If the walls had been of wellstone, then he might have seen the spectacular view as induction motors yanked him up the side of the tower for two and a half hours, shrinking the ground beneath him until its curvature was apparent and the atmosphere was just a thin yellow haze clinging to the ground far below. But instead the walls were made of titanium—one of the commonest metals in the silicate crust of P2—and through a crude material like that, Conrad could see nothing.
Thus, weightlessness was a bit of a shock when it came, and even a seasoned space veteran like Conrad was not above releasing some globs of vomit to float in the air around him like smelly, brightly colored ornaments. If he weren't maintaining radio silence, Conrad might have called Xmary to see where she was, to find out when exactly she would be retrieving him. But instead he sat in the glare of artificial lights, afraid to leave his seat for fear of being slammed without warning into the walls or floor when Newhope's grapples finally took hold and reeled him in.
He sat like that for a long time, contemplating the fact that he should have brought a jacket. In the old days, such considerations had been unnecessary, since the shipping containers would be insanely well insulated and his own wellcloth clothing would have kept his skin temperature constant anyway. But Conrad had only two wellcloth outfits left—one a formal suit and the other a Polar Rangers uniform—and he stupidly hadn't thought to wear either one today, possibly because neither one would have felt appropriate for the occasion. So, as the metal cargo pod bled its heat away into the cold vacuum, he huddled and shivered and cursed himself, wondering what else he might have overlooked. Sadly, years of planning were not always enough to prevent these stupid oversights.
Did the cold, in some way, make him hallucinate? Did it trick his eye, his optic nerve, his brain? For he saw a flickering at the corner of his eye, and turned to find himself staring straight into the face of a ghost.
He knew it was a ghost, for it was pale and translucent, all but colorless, and hung in the air just above the floor in exactly the way that ghosts are supposed to. But there were problems with this theory as well. First of all, Conrad had always understood ghosts to be an electromagnetic phenomenon, a sort of quantum imprint in the area where an event—usually traumatic—had taken place.
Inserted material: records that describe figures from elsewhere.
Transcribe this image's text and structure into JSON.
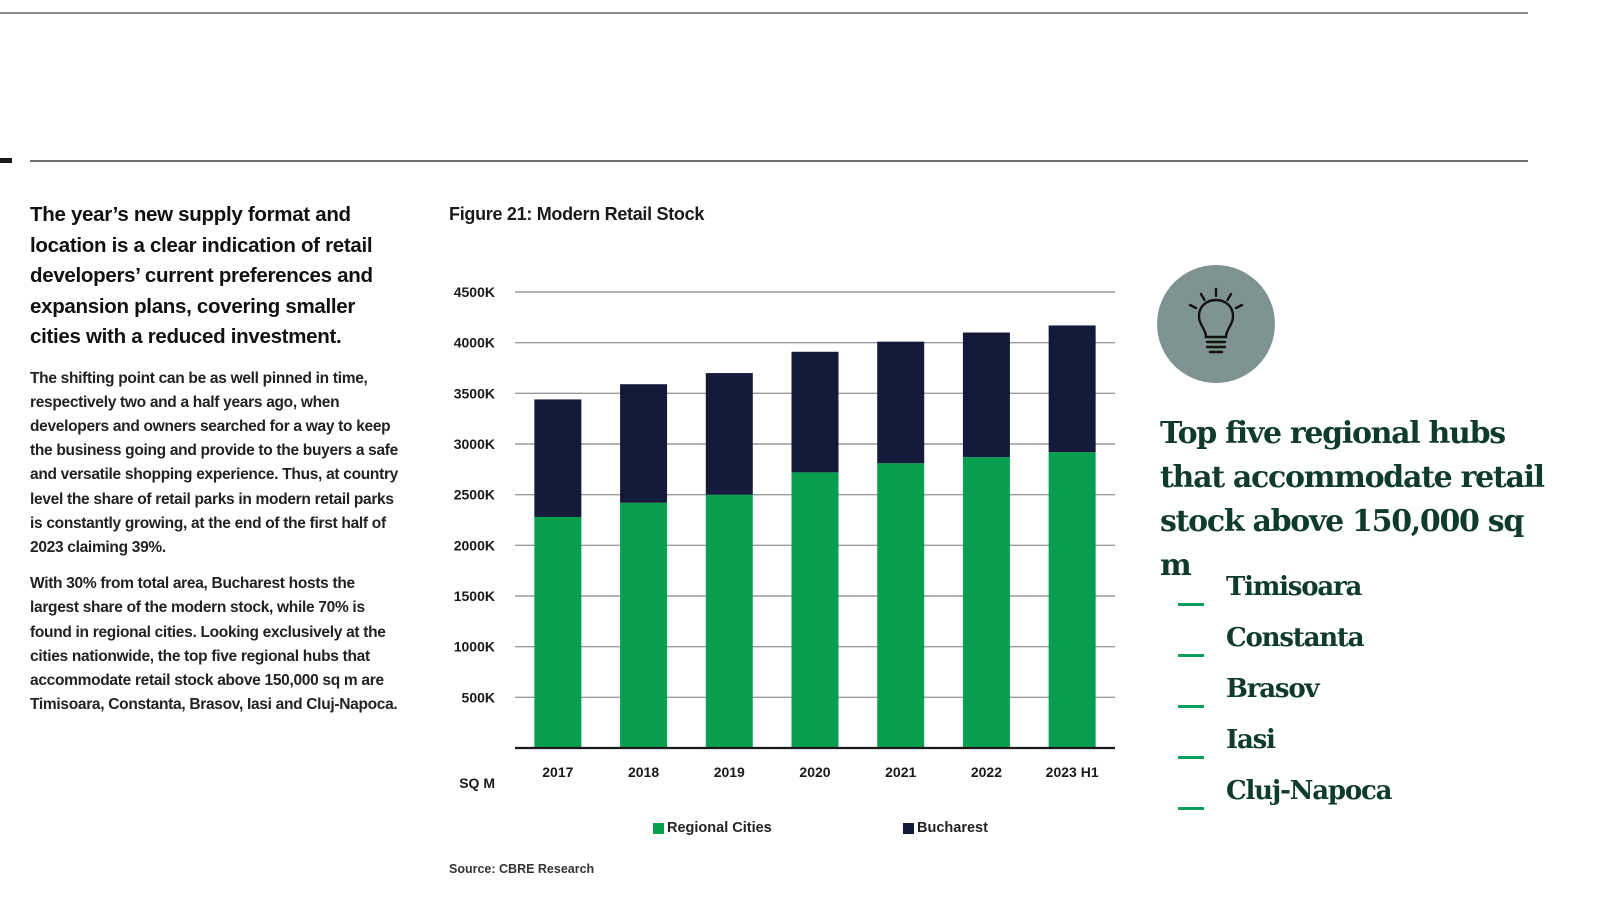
{
  "left_text": {
    "lead": "The year’s new supply format and location is a clear indication of retail developers’ current preferences and expansion plans, covering smaller cities with a reduced investment.",
    "paragraph_1": "The shifting point can be as well pinned in time, respectively two and a half years ago, when developers and owners searched for a way to keep the business going and provide to the buyers a safe and versatile shopping experience. Thus, at country level the share of retail parks in modern retail parks is constantly growing, at the end of the first half of 2023 claiming 39%.",
    "paragraph_2": "With 30% from total area, Bucharest hosts the largest share of the modern stock, while 70% is found in regional cities. Looking exclusively at the cities nationwide, the top five regional hubs that accommodate retail stock above 150,000 sq m are Timisoara, Constanta, Brasov, Iasi and Cluj-Napoca."
  },
  "figure": {
    "title": "Figure 21: Modern Retail Stock",
    "source": "Source: CBRE Research"
  },
  "chart_data": {
    "type": "bar",
    "stacked": true,
    "title": "Figure 21: Modern Retail Stock",
    "categories": [
      "2017",
      "2018",
      "2019",
      "2020",
      "2021",
      "2022",
      "2023 H1"
    ],
    "series": [
      {
        "name": "Regional Cities",
        "color": "#079f4f",
        "values": [
          2280,
          2420,
          2500,
          2720,
          2810,
          2870,
          2920
        ]
      },
      {
        "name": "Bucharest",
        "color": "#141a3a",
        "values": [
          1160,
          1170,
          1200,
          1190,
          1200,
          1230,
          1250
        ]
      }
    ],
    "ylabel": "SQ M",
    "xlabel": "",
    "ylim": [
      0,
      4500
    ],
    "yticks": [
      500,
      1000,
      1500,
      2000,
      2500,
      3000,
      3500,
      4000,
      4500
    ],
    "ytick_labels": [
      "500K",
      "1000K",
      "1500K",
      "2000K",
      "2500K",
      "3000K",
      "3500K",
      "4000K",
      "4500K"
    ],
    "grid": true,
    "legend_position": "bottom"
  },
  "hubs": {
    "icon": "lightbulb-icon",
    "title": "Top five regional hubs that accommodate retail stock above 150,000 sq m",
    "items": [
      "Timisoara",
      "Constanta",
      "Brasov",
      "Iasi",
      "Cluj-Napoca"
    ],
    "accent_color": "#079f59"
  }
}
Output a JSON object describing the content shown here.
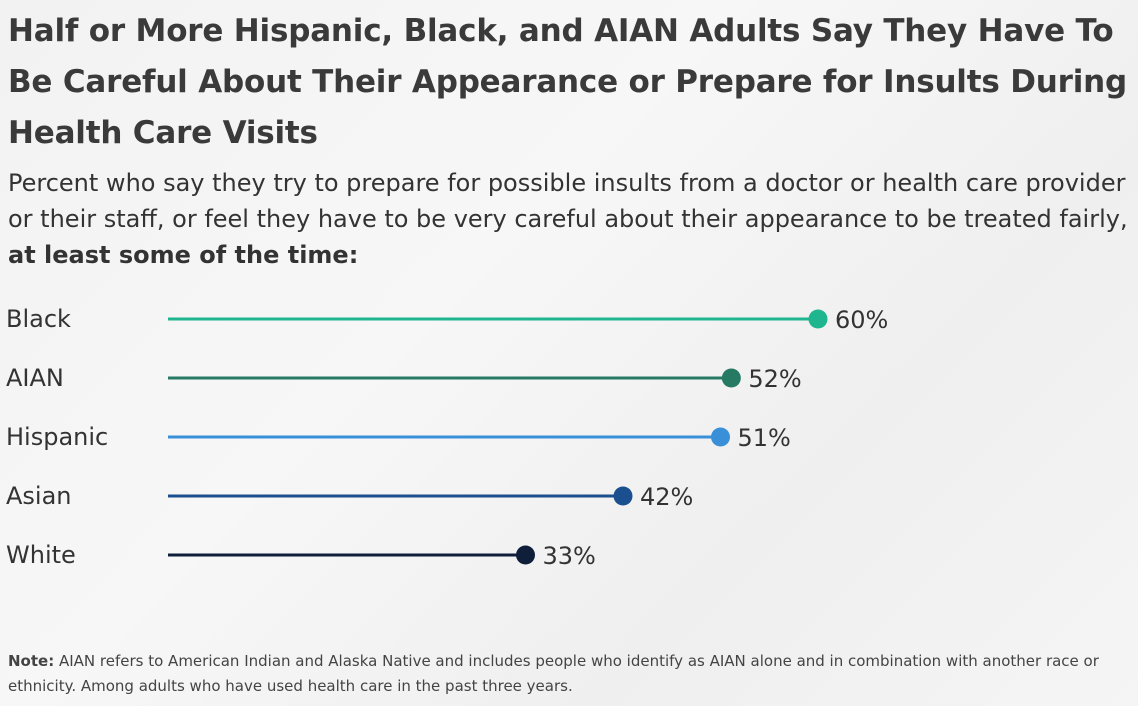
{
  "title": "Half or More Hispanic, Black, and AIAN Adults Say They Have To Be Careful About Their Appearance or Prepare for Insults During Health Care Visits",
  "subtitle_prefix": "Percent who say they try to prepare for possible insults from a doctor or health care provider or their staff, or feel they have to be very careful about their appearance to be treated fairly, ",
  "subtitle_bold": "at least some of the time:",
  "note_label": "Note:",
  "note_text": " AIAN refers to American Indian and Alaska Native and includes people who identify as AIAN alone and in combination with another race or ethnicity. Among adults who have used health care in the past three years.",
  "chart_data": {
    "type": "bar",
    "orientation": "horizontal",
    "style": "lollipop",
    "categories": [
      "Black",
      "AIAN",
      "Hispanic",
      "Asian",
      "White"
    ],
    "values": [
      60,
      52,
      51,
      42,
      33
    ],
    "data_labels": [
      "60%",
      "52%",
      "51%",
      "42%",
      "33%"
    ],
    "colors": [
      "#1fb58f",
      "#267a63",
      "#3a8fd9",
      "#1c4f8f",
      "#0f1f3a"
    ],
    "xlim": [
      0,
      100
    ],
    "grid": false
  }
}
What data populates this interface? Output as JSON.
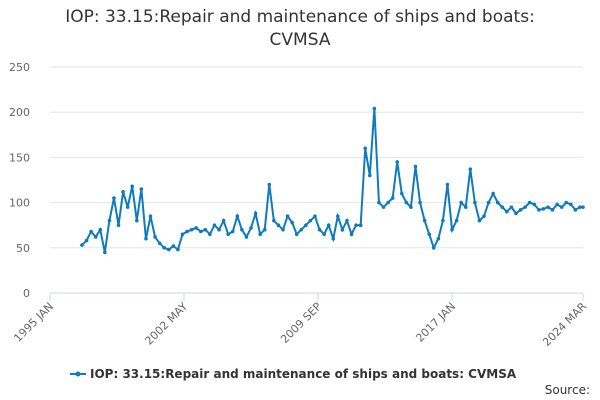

Detecting them took sensors of incredible power and subtlety.
And yet, what good was a word like “ghost” if it couldn't be applied to a thing which fit it so precisely? Had there ever been an era, a time or place or society, where people didn't claim, at least occasionally, to have seen them? With their own eyes, in a moment of shock and horror, when contact with the dead had in fact been the farthest thing from their minds?
The second problem with the theory was that ghosts were, science insisted, merely a recording, not unlike the patterns of a chemical photograph or the acoustically etched grooves in a medieval phonograph record. They could be reconstructed, played back . . . but not interacted with. And yet this ghost of Conrad's appeared to be looking right at him, its tear-streaked face pulling down into a mask of horror at the sight of him. And the mask was one he recognized: Raylene Pine, who had died years before in the Polar Well.